Wednesday, August 29, 2018


White female cop acquitted of killing an unarmed black man is now teaching a class on how officers can survive in the aftermath of a police shooting

By Emily Crane

Daily Mail
August 28, 2018

A white female police officer who was acquitted in the fatal shooting of an unarmed black man in Oklahoma is now teaching a training class on how to survive a critical incident.

Betty Shelby, 44, resigned from the Tulsa Police Department following her acquittal last year in the 2016 fatal shooting of Terence Crutcher.

She now works as a patrol officer for the nearby Roger County Sheriff's Office.

Shelby is scheduled to teach a 'critical incident' class on Tuesday for the Tulsa County Sheriff that focuses on how to cope with the aftermath of an officer-involved shooting.

The decision to let Shelby teach the class has led to protests from those who claim it is 'insensitive' to let her lead the training.

Dozens of activists and pastors held a rally on Monday with signs saying 'Ban Betty' in a bid to pressure authorities into removing Shelby from the CLEET-approved class.

State Rep. Regina Goodwin, who spoke at the rally, said she urged the sheriff to reconsider the training class.

'The class is entitled Surviving the Aftermath of a Critical Incident. How about allowing one to survive the 'beforemath'?' Goodwin wrote on Facebook.

'If officers and deputies are to learn best practices, how would Betty Shelby be most fit to provide insight?'

Reverend Rodney Goss told Newson6 that the decision was insensitive.

'It lacked integrity and it also lacked empathy. No one seems to really care about the family itself,' he said.

'It endorses her side of the story. It rewards her for what she has done, and it continues the narrative of her team that somehow, she's a hero in this whole picture.'

Shelby issued a statement Monday following the protests saying the class would include her experiences following Crutcher's death.

'I faced many challenges that I was unprepared for such as threats to my life by activists groups to loss of pay,' she said in a statement.

'My class is to help others by sharing some of the skills I used to cope with the stress of my critical incident. As law enforcement we experience many critical incidents throughout our career.

'These tools that I share are just a few to help them cope with the stress of the critical incidents they have had or will experience. My class is not about the shooting and I do not discuss the shooting.'

Shelby was found not guilty in May last year of manslaughter in the shooting death of Crutcher.

The officer was en route to a domestic violence call when she encountered Crutcher's broken-down SUV blocking a road on September 16, 2016.

Shelby claims he did not respond to her questions and did not respond to commands to stop as he walked to his vehicle with his hands in the air in the moments before she shot him.

Police helicopter video and a dashboard camera showed Crutcher walking away from Shelby on the street with his arms in the air.

It doesn't offer a clear view of when Shelby fired the single shot.

Crutcher was unarmed and had followed directions to put his arms in the air, authorities said at the time.
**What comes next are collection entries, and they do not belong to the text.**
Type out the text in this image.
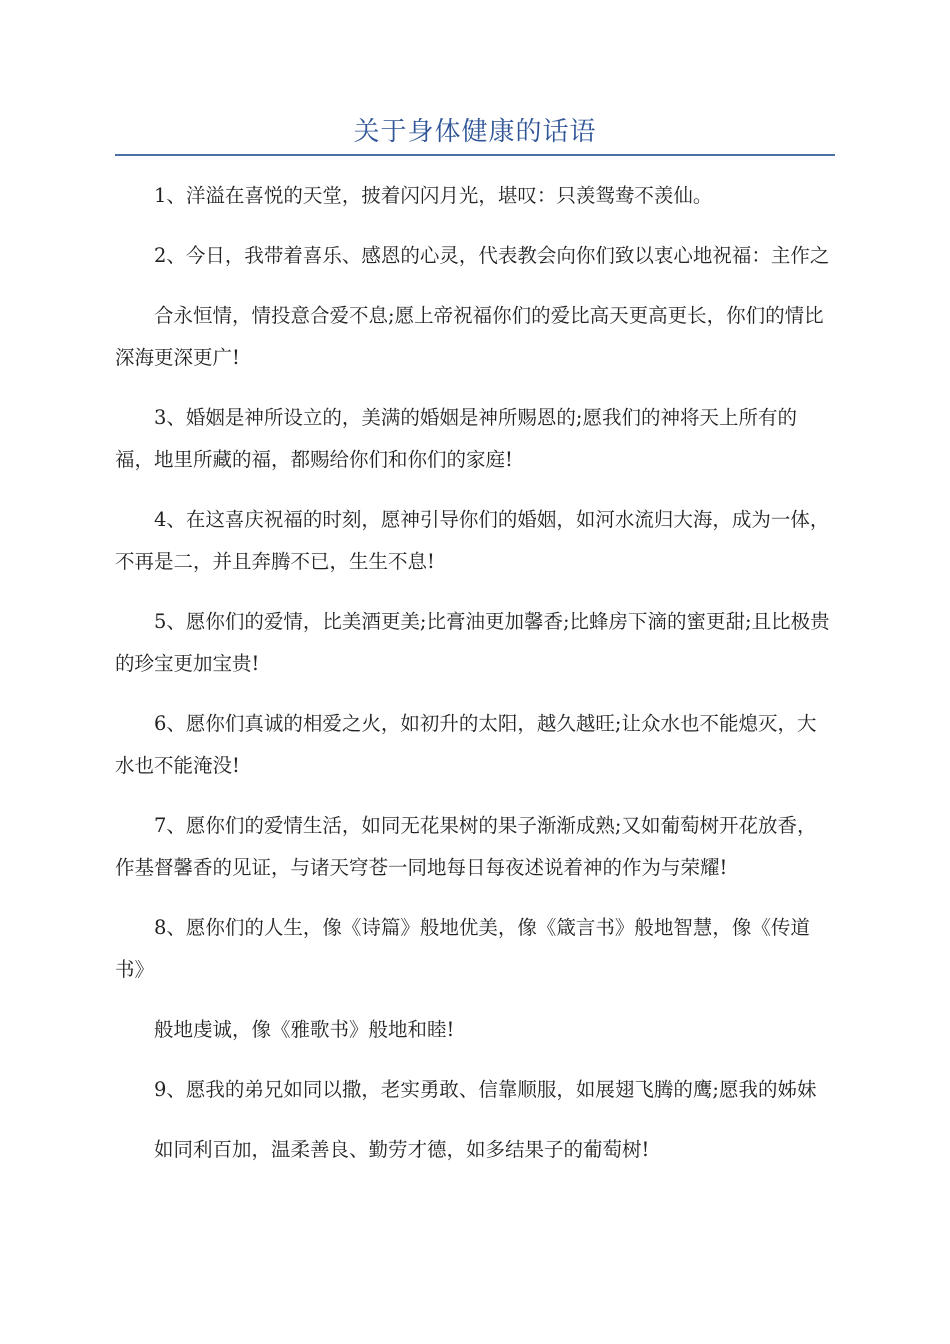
关于身体健康的话语

1、洋溢在喜悦的天堂，披着闪闪月光，堪叹：只羡鸳鸯不羡仙。

2、今日，我带着喜乐、感恩的心灵，代表教会向你们致以衷心地祝福：主作之

合永恒情，情投意合爱不息;愿上帝祝福你们的爱比高天更高更长，你们的情比深海更深更广!

3、婚姻是神所设立的，美满的婚姻是神所赐恩的;愿我们的神将天上所有的福，地里所藏的福，都赐给你们和你们的家庭!

4、在这喜庆祝福的时刻，愿神引导你们的婚姻，如河水流归大海，成为一体，不再是二，并且奔腾不已，生生不息!

5、愿你们的爱情，比美酒更美;比膏油更加馨香;比蜂房下滴的蜜更甜;且比极贵的珍宝更加宝贵!

6、愿你们真诚的相爱之火，如初升的太阳，越久越旺;让众水也不能熄灭，大水也不能淹没!

7、愿你们的爱情生活，如同无花果树的果子渐渐成熟;又如葡萄树开花放香，作基督馨香的见证，与诸天穹苍一同地每日每夜述说着神的作为与荣耀!

8、愿你们的人生，像《诗篇》般地优美，像《箴言书》般地智慧，像《传道书》

般地虔诚，像《雅歌书》般地和睦!

9、愿我的弟兄如同以撒，老实勇敢、信靠顺服，如展翅飞腾的鹰;愿我的姊妹

如同利百加，温柔善良、勤劳才德，如多结果子的葡萄树!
Prosecutors had tried to argue that Shelby 'reacted unreasonably' and was 'emotionally involved to the point that she overreacted' when she shot Crutcher.

Shelby's attorneys said she shot Crutcher because she feared for her life, believing Crutcher was reaching into his vehicle for a gun.

When she was acquitted in May last year, Shelby resigned from the department and has since become a deputy at the sheriff's office.

Crutcher's parents filed a wrongful death lawsuit against the city of Tulsa in April this year.

1 comment:

bob walsh said...

What's the problem. She is teaching what she knows and has personally successfully implemented.